We’ve received many questions about the UI components that are in the Draft U.S. Web Design Standards. The library includes HTML, CSS, JavaScript, images, and fonts that are packaged up and can be imported into any project to create usable, accessible websites. In this post, we’ll talk about how we built the components to be accessible so anyone can use them, the structure of our CSS and JavaScript stacks, and how it’s being adapted to work with other frameworks, like WordPress and Drupal.

Accessible and inclusive

One of our primary goals in developing the Draft Standards was to make sites usable by everyone. This meant our UI components were built prioritizing accessibility and compatibility with different devices and environments.

The components are built on a solid HTML foundation and progressively enhanced to provide core experiences across browsers and devices. This means users will receive important information and be able to interact with critical aspects of the site. While new browsers will showcase a polished experience, older browsers will always have a usable experience.

All components are built mobile first and will respond to different screen sizes by modifying their layout and design. This, combined with a purposefully small asset file size means the Draft Standards are functional on different screen sizes and network speeds, including mobile phones. Most of the components even function without JavaScript.

CSS stack

The CSS foundation of this site is built with the Sass preprocessor language and organized in a modular structure. Sass improves the CSS syntax in order to provide extra features and handy tools. It was built to fill in CSS’s shortcomings, has a wide community of support, and is the most popular preprocessor language.

The Draft Standards also uses two Sass libraries; Bourbon and Neat. It uses Bourbon for its simple and lightweight Sass mixin library, and the Neat library for its grid framework. Bourbon and Neat are open-source products from thoughtbot. None of these tools are required to use the Draft Standards, if you prefer to not use Sass at all, a compiled CSS stylesheet is available.

JavaScript stack

In order to have a small file footprint, and to allow the Draft Standards to be used in any type of project, we kept our JavaScript stack very small. The only framework we use is jQuery. jQuery allows us to apply complex transformations to the browser’s Document Object Model or DOM in a way that works across different browsers and browser versions. Without jQuery, we’d have to write specific code for older browsers such as Internet Explorer 9. jQuery allows us to focus on the interface we’re creating and less on differences between browsers.

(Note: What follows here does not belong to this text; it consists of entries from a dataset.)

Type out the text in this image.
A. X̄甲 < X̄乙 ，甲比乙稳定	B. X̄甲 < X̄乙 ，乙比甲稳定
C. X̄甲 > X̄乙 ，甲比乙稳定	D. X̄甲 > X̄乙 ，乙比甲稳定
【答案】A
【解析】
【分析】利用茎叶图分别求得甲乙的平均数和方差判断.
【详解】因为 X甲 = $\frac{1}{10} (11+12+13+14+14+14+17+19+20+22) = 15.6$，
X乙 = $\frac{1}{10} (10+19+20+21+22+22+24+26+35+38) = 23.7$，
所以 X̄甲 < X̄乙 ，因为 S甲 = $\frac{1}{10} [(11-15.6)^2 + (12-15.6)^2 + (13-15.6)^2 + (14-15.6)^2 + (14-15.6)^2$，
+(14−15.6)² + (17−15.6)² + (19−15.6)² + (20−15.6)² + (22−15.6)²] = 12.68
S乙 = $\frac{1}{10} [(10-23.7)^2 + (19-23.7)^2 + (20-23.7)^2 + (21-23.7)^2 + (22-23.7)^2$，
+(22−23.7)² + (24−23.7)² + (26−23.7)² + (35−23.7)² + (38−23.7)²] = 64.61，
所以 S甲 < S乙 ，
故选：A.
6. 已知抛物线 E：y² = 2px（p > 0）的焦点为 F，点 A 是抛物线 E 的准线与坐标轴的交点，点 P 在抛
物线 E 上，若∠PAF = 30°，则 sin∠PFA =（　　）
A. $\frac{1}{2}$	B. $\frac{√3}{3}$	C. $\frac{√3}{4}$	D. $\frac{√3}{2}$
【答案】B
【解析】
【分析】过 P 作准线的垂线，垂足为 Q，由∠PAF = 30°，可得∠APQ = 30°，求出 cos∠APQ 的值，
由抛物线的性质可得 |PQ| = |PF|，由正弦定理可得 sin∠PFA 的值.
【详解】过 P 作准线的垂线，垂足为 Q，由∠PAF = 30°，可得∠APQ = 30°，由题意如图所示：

WordPress, Drupal, and other frameworks

We want to make it easy for web administrators to adopt the Draft Standards with minimal hassle. This means the Draft Standards should be able to plug into sites written in different programming languages and build with different frameworks. In order to support a wide range of different stacks, the Draft Standards were built to not favor any over the other, but focuses on plain HTML, CSS, and JavaScript that can be incorporated into any framework or programming language. The core Draft Standards team is focusing on the framework and letting outside teams and the open source community develop plugins for other stacks. There are already separate government and public teams working on developing their own CMS themes for Drupal and Wordpress. Additionally, 18F’s static CMS Federalist, which helps agencies deploy static, secure, and scalable websites, uses the Draft Standards.